Independent directors have gained much traction in the corporate governance scene of developed countries. This category of directors, who are not specifically provided for in company statutes, has emerged as the bedrock of sound corporate governance entrenchment in companies. This is evident from the fact that contemporary corporate governance codes contain enormous provisions on independent directors. The main issues usually provided for in such corporate governance codes include the following:
(a) Definition of the term “independent director”: This is a very important provision for so many reasons. In the first place, since the expression is usually lacking in company law statutes, it becomes inevitable that the corporate governance code should provide for this. Secondly, there appears not to be a uniformity in the criteria for the determination of the independent status of a director.
(b) Role and responsibilities of independent directors: For independent directors to be specifically provided for in contemporary corporate governance codes, there must be special roles reserved for them which other directors are either incapable of carrying out or unsuitable for. These special roles and responsibilities are usually stipulated in the corporate governance codes which provide for independent directors.
(c) Numerical strength on boards of directors: The number of independent directors required to be on the board is also usually indicated, either in absolute terms or as a percentage of the board size of the company concerned. The importance of such a provision lies in the fact that some critical mass is necessary if independent directors are to be effective in the discharge of their reserved responsibilities.
(d) Identification in annual reports of companies: It is important that those directors adjudged to be independent are really and truly independent. Consequently, it is usually provided in corporate governance codes that independent directors are clearly indicated in the annual reports of companies. This will enable anybody who has any information on why a director who is listed in the annual report as being independent may be considered otherwise. This engenders transparency and enhances the utility of the practice.
(e) Separate meetings for independent directors: As already indicated, independent directors have special roles reserved for them. Some of these roles are in most cases in conflict with the interests of other directors. Thus, it is the practice to formally provide for independent directors to hold meetings in which only independent directors are present. This would enable them to freely and fully discuss issues before them without any “intimidation or interference” from other directors. These meetings, often referred to as “executive sessions” in some cases involves all non-executive directors.
(f) Access to external professional advice: In the discharge of there responsibilities, independent directors may feel the need to procure independent external advice on some matters under consideration by them. It is best practice to authorise independent directors, and indeed all directors, to seek external professional advice on matters being considered by them at the expense of the company. Surely, such external professional advice will enhance the quality of their performance. Thus, such permissions are usually provided for in contemporary corporate governance codes.
In Nigeria, independent directors are also recognised. This is evident from the provisions of all the four corporate governance codes presently in force in the country. This is so in spite of the fact that the Companies and Allied Matters Act, Cap. C20, Laws of the Federation of Nigeria 2004, which is the principal company law legislation in the country is silent on independent directors. This gives the impression that independent directorship is a reality in Nigeria. Do mere provisions in corporate governance code tantamount to independent directorship being a reality in Nigeria? I do not think so. The nature of those provisions must be scrutinised to determine their adequacies in delivering the expected result before such a conclusion can be reached.

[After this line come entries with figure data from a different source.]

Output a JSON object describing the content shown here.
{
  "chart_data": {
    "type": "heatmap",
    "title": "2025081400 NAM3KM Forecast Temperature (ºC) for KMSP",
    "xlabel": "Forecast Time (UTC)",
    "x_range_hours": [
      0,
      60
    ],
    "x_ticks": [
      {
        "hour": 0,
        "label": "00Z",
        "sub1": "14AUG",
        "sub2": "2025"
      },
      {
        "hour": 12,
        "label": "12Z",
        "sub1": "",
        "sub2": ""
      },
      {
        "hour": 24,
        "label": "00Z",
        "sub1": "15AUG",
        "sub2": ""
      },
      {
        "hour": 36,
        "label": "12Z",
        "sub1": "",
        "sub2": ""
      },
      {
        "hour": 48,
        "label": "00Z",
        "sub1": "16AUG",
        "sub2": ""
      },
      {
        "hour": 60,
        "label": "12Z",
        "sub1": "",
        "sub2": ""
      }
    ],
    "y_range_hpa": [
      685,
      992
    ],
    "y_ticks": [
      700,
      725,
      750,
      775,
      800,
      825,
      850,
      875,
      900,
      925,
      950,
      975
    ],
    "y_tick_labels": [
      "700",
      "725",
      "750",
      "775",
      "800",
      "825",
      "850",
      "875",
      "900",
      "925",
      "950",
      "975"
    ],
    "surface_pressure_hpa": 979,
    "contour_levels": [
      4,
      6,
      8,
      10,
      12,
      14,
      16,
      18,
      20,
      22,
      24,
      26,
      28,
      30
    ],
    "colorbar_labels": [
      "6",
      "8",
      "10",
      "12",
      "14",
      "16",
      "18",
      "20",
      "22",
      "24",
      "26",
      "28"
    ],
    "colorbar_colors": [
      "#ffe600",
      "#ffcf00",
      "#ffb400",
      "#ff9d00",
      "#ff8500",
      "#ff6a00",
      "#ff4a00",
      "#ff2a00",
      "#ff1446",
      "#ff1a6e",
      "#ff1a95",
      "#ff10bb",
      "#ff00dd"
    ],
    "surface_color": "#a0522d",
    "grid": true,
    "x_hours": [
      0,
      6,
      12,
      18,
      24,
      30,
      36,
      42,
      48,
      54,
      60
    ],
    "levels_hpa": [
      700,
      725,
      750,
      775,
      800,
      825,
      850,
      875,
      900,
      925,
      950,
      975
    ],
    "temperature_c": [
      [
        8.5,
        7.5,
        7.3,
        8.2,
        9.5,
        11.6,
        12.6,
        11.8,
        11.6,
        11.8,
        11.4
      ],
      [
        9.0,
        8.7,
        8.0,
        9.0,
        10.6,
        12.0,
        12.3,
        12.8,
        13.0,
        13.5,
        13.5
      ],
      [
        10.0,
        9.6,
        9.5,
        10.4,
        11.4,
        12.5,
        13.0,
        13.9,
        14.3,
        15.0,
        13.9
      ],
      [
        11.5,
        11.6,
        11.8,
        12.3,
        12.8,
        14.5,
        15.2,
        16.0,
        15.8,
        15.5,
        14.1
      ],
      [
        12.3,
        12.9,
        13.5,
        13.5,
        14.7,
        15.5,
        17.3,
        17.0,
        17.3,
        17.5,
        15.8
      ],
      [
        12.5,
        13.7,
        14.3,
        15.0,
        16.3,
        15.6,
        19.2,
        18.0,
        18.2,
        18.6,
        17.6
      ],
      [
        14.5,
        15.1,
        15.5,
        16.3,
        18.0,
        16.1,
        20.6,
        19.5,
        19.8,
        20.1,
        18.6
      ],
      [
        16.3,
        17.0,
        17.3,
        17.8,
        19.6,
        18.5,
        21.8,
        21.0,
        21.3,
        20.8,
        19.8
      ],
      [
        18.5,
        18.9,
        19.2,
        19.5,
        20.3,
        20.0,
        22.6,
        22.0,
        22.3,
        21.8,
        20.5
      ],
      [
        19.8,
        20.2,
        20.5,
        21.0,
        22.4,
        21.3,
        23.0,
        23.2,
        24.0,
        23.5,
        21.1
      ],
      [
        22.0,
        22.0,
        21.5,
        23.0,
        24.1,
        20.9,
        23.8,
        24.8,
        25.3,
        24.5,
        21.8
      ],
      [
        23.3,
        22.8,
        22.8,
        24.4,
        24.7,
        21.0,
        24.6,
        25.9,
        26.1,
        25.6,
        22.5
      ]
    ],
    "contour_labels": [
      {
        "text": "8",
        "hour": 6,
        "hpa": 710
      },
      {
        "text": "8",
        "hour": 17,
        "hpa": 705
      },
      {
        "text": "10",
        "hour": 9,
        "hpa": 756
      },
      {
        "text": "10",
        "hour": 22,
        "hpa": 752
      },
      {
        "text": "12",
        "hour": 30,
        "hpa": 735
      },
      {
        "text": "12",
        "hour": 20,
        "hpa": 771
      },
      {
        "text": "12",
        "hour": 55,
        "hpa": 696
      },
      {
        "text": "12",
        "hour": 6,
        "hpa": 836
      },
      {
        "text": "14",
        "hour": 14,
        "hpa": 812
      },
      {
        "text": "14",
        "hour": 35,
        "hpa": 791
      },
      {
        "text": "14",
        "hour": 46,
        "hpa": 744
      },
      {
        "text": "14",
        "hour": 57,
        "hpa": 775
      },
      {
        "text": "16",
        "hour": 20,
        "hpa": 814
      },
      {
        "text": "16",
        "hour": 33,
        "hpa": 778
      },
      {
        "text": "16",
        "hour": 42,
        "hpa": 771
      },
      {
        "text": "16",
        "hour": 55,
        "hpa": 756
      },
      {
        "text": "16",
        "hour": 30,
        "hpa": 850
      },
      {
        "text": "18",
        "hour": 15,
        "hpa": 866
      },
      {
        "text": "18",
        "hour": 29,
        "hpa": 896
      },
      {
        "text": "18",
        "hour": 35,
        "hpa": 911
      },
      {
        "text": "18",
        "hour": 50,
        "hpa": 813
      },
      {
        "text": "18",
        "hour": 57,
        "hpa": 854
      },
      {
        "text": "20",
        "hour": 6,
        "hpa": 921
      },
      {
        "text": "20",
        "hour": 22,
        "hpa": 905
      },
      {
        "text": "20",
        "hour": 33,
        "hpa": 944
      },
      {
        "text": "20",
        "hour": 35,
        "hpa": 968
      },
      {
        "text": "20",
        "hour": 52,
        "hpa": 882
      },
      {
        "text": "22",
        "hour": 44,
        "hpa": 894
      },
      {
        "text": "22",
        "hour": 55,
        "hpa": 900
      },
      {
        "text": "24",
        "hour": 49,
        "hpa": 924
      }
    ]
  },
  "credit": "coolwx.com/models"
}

In truth, the provisions of all the corporate governance codes in Nigeria do not match up on a dispassionate evaluation. They are all laden with numerous inadequacies which are clear hindrances to the provisions achieving the purpose for which independent directors are required to be on the boards of public companies. These inadequacies in the provisions of the different corporate governance codes in force in Nigeria are of varying degrees, depending on the corporate governance code under consideration. These inadequacies are obvious on a scrupulous evaluation of the provisions of these corporate governance codes vis-à-vis the six items enumerated above which are provided for in the corporate governance codes of other jurisdictions. These issues shall be treated in greater details in subsequent posts.
Nonetheless, these inadequacies are pointers to the fact that at present independent directorship is still a myth in Nigeria. Little wonder therefore that their impact is neither felt nor appreciated. Besides, there are other cultural considerations which are having huge negative impact on the practice of independent directorship in Nigeria. It is, therefore, undoubtedly manifest that independent directors are not yet real in Nigeria. The provisions on independent directors underscore the need to have them on the boards of contemporary, forward-looking companies. However, there is a real need for a huge shift in mindset to enable the practice to be well-entrenched in Nigeria. This will enable Nigerian companies to begin to reap the bountiful harvests that are necessarily incidental to having independent directors on the boards of such companies.